The manufacturer of the card may be printed on the carrier card. When SIM cards are made, they're produced in a standard credit-card shaped plastic card, with a punch-out slot that contains the SIM itself. This outer plastic card may have printing on it that shows who the manufacturer is.
Also, the shape of the circuit pads is proprietary to each manufacturer. Gemplus, the predecessor to Gemalto, used to embed their company name in tiny letters in the copper, at the top of the center area which they shaped like a lozenge. However, I was unable to find a definitive site that shows a catalog of each manufacturer's circuit pad shapes.
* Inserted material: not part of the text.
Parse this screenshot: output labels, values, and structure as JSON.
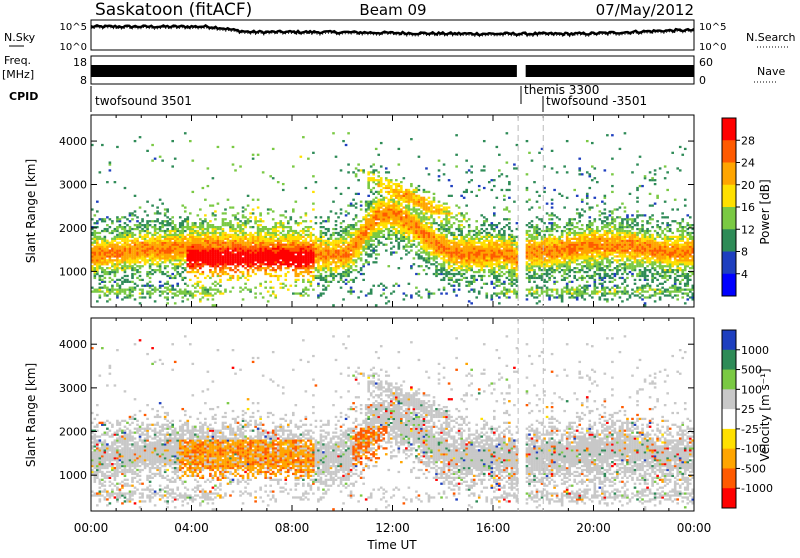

You might be able to figure it out by examining pictures yourself. I searched Google Images for "gemalto sim cards" and found a lot of pictures of the circuit pads. Look at the shape of each of the contact pads. Notice how the center pad can be shaped like an O, an 8, a J, it can be rectangular or rounded, squared, or even elaborate diamond shapes. Different card makers have different shapes.
Be careful not to believe every picture you see associated with Gemalto, as many are generic pictures of SIM cards that are being added to articles associated with the current news event. But if you see a picture of a card that has the name "Gemalto" (or other chip manufacturer) printed on the plastic, you can be sure that's the design of their pads.
Regardless of who made your card, you have no way of knowing if the Ki was compromised. Gemalto is just the biggest player in the field, so it's unsurprising they were hit. But that doesn't mean other card manufacturers weren't hit.